14 January 2026, 12:59

Bundesverfassungsgericht kippt Triage-Gesetz – wer entscheidet jetzt über Leben und Tod?

Eine ältere Frau liegt in einem Krankenhausbett mit gefalteten Händen, die besorgt mit geschlossenen Augen und auf den Händen ruhendem Kopf daliegt, umgeben von ein paar Menschen im Hintergrund.

Karlsruhe veröffentlicht Entscheidung zur Triage - Bundesverfassungsgericht kippt Triage-Gesetz – wer entscheidet jetzt über Leben und Tod?

Bundesverfassungsgericht kippt Triage-Gesetz – Streit um lebenswichtige Entscheidungen in der Notfallmedizin

Das höchste deutsche Gericht hat ein richtungsweisendes Urteil zur medizinischen Triage gefällt, dem System, das in Krisen über die Verteilung knapper Ressourcen entscheidet. Die Entscheidung folgt auf eine Klage von Krankenhausärzten, die sich gegen ein 2022 verabschiedetes Gesetz wandten, das Diskriminierung bei lebensentscheidenden Priorisierungen verhindern sollte. Im Kern geht es um die Frage, nach welchen Kriterien Ärzte in Notfällen behandeln – und wer dabei zurückbleibt.

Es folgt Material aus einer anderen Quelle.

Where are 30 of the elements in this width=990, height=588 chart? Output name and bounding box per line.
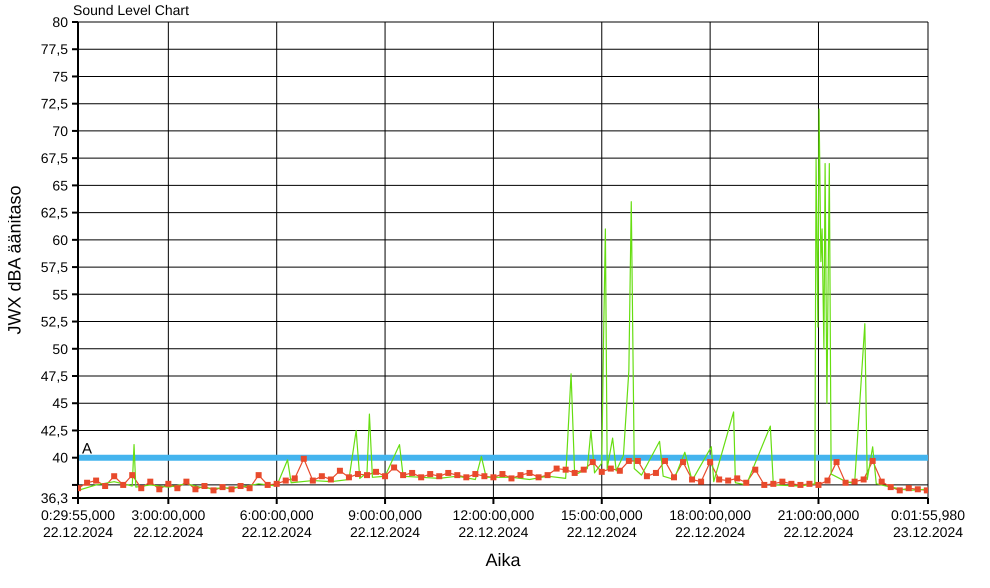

Auslöser des Verfahrens war eine Beschwerde des Marburger Bundes, der Standesvertretung der Krankenhausärzte, gegen das 2022 vom Bundestag beschlossene Triage-Gesetz. Dieses schrieb vor, dass Entscheidungen ausschließlich auf der akuten Überlebenswahrscheinlichkeit eines Patienten basieren dürfen – nicht auf langfristiger Prognose oder Gebrechlichkeit. Zudem verbot es die nachträgliche Triage, also den Abbruch einer Behandlung bei einem Patienten mit schlechten Chancen, um Kapazitäten für einen anderen freizumachen.

Das Bundesverfassungsgericht in Karlsruhe erklärte die staatlichen Triage-Regeln am 4. November 2025 für nichtig. Die Landesärztekammer Hessen (LÄKH), deren Vertreter – darunter Dr. Jörg Focke vom Marburger Bund – die Bundesvorgaben kritisiert hatten, begrüßte das Urteil. Die Kammer forderte die hessische Landesregierung auf, vorerst auf ein eigenes Ersatzgesetz zu verzichten. Triage kommt vor allem in Extremsituationen wie Massenanfällen von Verletzten zum Einsatz, wenn Ärzte unter Zeitdruck über die Zuteilung begrenzter Behandlungen entscheiden müssen. Mit dem Urteil herrscht nun Rechtsunsicherheit: Kliniken und Politiker stehen ohne klare Vorgaben da.

Die Richter hoben damit den 2022 geschaffenen Rahmen auf, der behinderte und ältere Patienten vor Benachteiligung bei Triage-Entscheidungen schützen sollte. Krankenhäuser müssen nun auf weitere Weisungen oder mögliche neue Gesetze warten. Die Frage, wie medizinische Ressourcen in Notfällen gerecht verteilt werden, bleibt vorerst unbeantwortet.